The City of Kings set a glow last night with the premiere of Umkhathi Theatre Works' "Bloom Bloom", a musical dance production about rebirth, regeneration and blooming, signalling the rapturous dawn of the Intwasa Arts Festival.
Showcasing a marvellous matrix of the best cultural identities in Southern Africa, the Festival is characterised by a tantalizing buzz of creative and cultural performances.
Held under the theme "Realities and Experiences", this year's edition of the Festival offers a diverse programme that includes theatre, dance, music, spoken word, visual arts, literary arts and fashion.
Speaking to The Herald, Intwasa Festival director, Raisedon Baya affirmed that the essence of the Festival was about bringing people together and celebrating human diversity and creativity.
"'Intwasa' is a Ndebele word meaning 'spring' as the Festival is held during the season of spring.
"The naming is deliberate, as spring is about rebirth, regrowth, rejuvenation and renewal.
"Every edition is about ideas of rebirth and renewal; ideas that offer Festival audiences enough meaningful, exciting and unforgettable experiences to take them to the next edition," said Baya.
A sumptuous feast of entertainment rooted in the heart of Zimbabwe's most creative city, Intwasa is one of the longest running multidisciplinary arts festivals in Zimbabwe, with the Festival having become a critical highlight of Bulawayo's Cultural Calendar.

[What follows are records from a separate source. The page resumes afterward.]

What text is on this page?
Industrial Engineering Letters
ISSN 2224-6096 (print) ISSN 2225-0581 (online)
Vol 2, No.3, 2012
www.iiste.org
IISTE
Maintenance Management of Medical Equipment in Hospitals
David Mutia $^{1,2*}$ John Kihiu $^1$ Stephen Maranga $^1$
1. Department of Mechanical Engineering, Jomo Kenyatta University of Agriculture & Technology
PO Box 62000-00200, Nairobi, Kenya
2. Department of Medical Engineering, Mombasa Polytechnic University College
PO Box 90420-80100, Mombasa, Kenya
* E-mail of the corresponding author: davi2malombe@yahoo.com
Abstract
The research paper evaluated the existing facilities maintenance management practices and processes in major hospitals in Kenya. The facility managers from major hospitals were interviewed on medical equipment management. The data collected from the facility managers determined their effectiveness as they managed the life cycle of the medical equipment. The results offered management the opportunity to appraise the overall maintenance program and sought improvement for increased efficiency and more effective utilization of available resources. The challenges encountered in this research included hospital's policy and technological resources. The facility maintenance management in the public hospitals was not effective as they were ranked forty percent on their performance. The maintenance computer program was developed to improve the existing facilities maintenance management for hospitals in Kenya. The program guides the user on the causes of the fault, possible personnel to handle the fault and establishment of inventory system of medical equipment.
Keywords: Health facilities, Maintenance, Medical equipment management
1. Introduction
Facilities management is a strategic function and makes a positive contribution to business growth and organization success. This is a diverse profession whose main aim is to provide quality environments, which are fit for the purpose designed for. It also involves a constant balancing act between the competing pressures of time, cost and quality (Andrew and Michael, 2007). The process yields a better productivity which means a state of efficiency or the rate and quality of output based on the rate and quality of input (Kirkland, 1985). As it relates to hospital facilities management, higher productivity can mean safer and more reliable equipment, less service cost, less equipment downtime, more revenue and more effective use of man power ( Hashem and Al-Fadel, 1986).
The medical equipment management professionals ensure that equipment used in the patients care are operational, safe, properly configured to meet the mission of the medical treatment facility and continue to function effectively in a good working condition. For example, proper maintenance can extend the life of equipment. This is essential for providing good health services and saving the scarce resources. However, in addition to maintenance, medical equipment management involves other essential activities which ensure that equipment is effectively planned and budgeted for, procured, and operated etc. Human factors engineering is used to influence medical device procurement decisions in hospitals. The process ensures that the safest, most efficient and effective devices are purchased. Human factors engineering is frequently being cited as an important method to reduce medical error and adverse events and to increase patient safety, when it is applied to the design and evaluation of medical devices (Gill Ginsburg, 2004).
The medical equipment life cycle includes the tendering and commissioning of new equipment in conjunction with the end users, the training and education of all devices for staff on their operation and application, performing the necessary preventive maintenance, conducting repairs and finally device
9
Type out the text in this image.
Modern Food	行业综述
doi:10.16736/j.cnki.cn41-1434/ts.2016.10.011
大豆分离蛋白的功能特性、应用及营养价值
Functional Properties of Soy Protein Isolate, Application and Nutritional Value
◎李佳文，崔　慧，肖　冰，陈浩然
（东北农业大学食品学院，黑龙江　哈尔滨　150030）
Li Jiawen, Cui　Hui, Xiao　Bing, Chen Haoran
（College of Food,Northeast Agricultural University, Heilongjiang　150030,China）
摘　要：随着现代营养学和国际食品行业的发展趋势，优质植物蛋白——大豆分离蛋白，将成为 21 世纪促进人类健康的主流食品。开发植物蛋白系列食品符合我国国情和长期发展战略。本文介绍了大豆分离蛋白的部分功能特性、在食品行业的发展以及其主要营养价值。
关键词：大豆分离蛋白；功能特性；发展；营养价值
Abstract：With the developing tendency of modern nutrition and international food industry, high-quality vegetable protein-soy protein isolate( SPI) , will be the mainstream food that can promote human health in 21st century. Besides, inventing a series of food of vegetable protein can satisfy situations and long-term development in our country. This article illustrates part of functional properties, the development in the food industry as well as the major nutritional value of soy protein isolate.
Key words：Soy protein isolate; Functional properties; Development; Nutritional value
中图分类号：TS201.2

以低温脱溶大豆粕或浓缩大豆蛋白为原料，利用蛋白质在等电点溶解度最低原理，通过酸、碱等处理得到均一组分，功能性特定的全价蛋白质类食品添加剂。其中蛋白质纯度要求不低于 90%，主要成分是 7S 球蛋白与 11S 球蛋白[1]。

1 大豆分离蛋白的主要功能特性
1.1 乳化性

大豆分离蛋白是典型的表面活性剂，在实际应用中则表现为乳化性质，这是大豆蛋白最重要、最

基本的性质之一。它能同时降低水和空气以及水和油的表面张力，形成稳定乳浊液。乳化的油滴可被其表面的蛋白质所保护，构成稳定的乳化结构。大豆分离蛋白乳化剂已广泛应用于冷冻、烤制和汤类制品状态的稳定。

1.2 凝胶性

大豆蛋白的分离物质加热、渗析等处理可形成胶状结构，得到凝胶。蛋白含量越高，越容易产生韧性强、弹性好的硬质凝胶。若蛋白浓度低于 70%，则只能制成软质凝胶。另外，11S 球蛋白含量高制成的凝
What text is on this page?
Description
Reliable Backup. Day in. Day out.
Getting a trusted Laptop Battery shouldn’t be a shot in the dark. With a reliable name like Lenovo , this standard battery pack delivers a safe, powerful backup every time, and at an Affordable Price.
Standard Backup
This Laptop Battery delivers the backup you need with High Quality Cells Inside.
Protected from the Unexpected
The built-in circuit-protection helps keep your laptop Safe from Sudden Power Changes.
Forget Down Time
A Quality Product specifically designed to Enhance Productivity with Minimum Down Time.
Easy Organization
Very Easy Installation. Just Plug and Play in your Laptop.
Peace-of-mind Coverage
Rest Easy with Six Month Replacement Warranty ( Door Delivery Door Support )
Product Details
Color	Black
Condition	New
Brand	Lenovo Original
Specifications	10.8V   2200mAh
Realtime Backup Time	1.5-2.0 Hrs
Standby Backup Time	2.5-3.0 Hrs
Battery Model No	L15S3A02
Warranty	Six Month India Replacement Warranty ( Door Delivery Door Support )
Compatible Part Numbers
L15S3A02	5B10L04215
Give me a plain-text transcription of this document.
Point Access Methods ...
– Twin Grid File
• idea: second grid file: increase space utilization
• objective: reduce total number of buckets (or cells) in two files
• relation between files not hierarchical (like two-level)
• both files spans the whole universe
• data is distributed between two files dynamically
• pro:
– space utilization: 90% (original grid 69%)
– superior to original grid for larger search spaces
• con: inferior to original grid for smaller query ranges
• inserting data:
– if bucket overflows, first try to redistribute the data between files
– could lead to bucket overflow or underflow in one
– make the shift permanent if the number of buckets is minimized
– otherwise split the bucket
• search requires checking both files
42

"Realities and Experiences" is an open theme, inviting artists to use past and present realities, private and public experiences, good and bad, as material for their numerous creative works.
Baya said since so much has happened in Zimbabwe and to Zimbabweans, it should be easy for the artists to creatively use their manifold experiences to showcase their artistic prowess, vindicating the notion that art is a mirror of society.
"The Zimbabwean story is not a single but a multiple narrative with curves, potholes, mountains and spaghetti roads.
"It is the diversity of these 'Realities and Experiences' that makes this year's edition of the Festival potentially explosive," said Baya.
Zimbabwe has travelled an arduous path over the years.
She has braved the liberation war and triumphed to see the beautiful years immediately after independence. She was haunted by Gukurahundi and tormented by Esap.
She was battered by Murambatsvina and suffocated by inflation; all these are experiences that will inform the creative pieces showcased at Intwasa.
"Intwasa this year is the space to share those stories.
"The Festival has asked artists to treat the events, experiences and realities of Zimbabwe as matter and material.
"Using their art, they remind us, ask difficult questions, laugh at us, laugh with us, scold, warn, sing and dance," Baya said
The shows include Savanna Trust's "Liberation", Nhimbe Trust's "Blood Tongue" and Jahunda Community Arts' "Gukurahundi".
There is also the festival flagship "Women, Wine and Words", Nobuntu and Black Umfolosi show, Edith WeUntonga, Vera Chisvo, Tariro NeGitare and Umcimbi Wabantu which the Festival is hosting in partnership with Skyzmetro Radio.
The festival is hosting 25 events in four days and will run until September 29, in Bulawayo.